I belong to a Film Club…well, not so much “belong” as somehow ended up on their Email list and show up at the local Alamo Drafthouse (beer and a movie? I’m there) when they have something that catches my interest. Last night, it was Wes Anderson’s The Grand Budapest Hotel. My one word description: silly. But, a good silly.
The basic plot is this: M. Gustave (played by Ralph Fiennes), the concierge of the aforementioned Budapest, is accused of murdering a dowager client (and frequent paramour) so he might obtain a priceless painting. He escapes from prison and goes on a cross-country journey with his Lobby Boy, Zero (played by F. Murray Abraham and Tony Revolori, in flashbacks) to prove his innocence.
The plot, though, isn’t so much the point as is the gorgeous colors and sets and obvious worship of 1930’s and 40’s comedy-of-error and swashbuckler films.

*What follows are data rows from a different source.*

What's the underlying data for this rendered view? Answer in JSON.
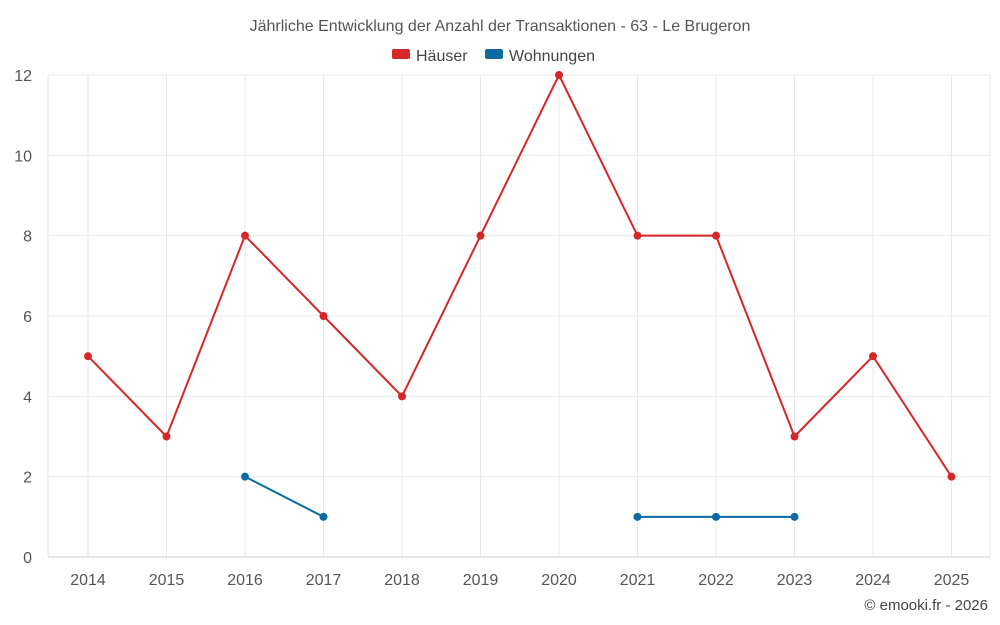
{
  "chart_data": {
    "type": "line",
    "title": "Jährliche Entwicklung der Anzahl der Transaktionen - 63 - Le Brugeron",
    "categories": [
      "2014",
      "2015",
      "2016",
      "2017",
      "2018",
      "2019",
      "2020",
      "2021",
      "2022",
      "2023",
      "2024",
      "2025"
    ],
    "ylim": [
      0,
      12
    ],
    "yticks": [
      0,
      2,
      4,
      6,
      8,
      10,
      12
    ],
    "grid": true,
    "legend_position": "top-center",
    "series": [
      {
        "name": "Häuser",
        "color": "#d62728",
        "values": [
          5,
          3,
          8,
          6,
          4,
          8,
          12,
          8,
          8,
          3,
          5,
          2
        ]
      },
      {
        "name": "Wohnungen",
        "color": "#0b6aa2",
        "values": [
          null,
          null,
          2,
          1,
          null,
          null,
          null,
          1,
          1,
          1,
          null,
          null
        ]
      }
    ],
    "credit": "© emooki.fr - 2026"
  }
}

For example, the uniforms of the police…or military or whatever they’re supposed to be…are a mix of every Foreign Legion, gendarme, and early German official ever seen from The Prisoner of Zenda on. Indeed, every set, every character, is a celebration of Hollywood pre-WW2 Europe tropes and stereotypes. And that’s fun. Recognizing all the actors and cameos is fun, from Edward Norton through Bob Balaban. My favorite was Harvey Keitel as Ludwig, shirtless and tattooed and leading an over-the-top, er, beneath the floor, escape. Quite the hoot.
There were many hoots, including Anderson’s hilarious camera shots where persons crossed the screen from odd directions, or made impossible transfers from car to railroad. And a chase down a mountain that just got too silly for words…
…which was the problem: the movie just got too silly for words. There’s a point, right about the chase down the mountain, where I went, “C’mon, already.” I get it: the convoluted double flashback situation, the repetitious passing of a message through the monastery, the crazy hitman, yeah, great, silly fun. But, dude, tone it down.
Not that I didn’t like Budapest Hotel, I did. Good movie. But all the inside jokes, all that silliness, stopped it from being a great one.
So go see it, if anything for the craft. Don’t bring the kids, though. Language and sexual situations, people.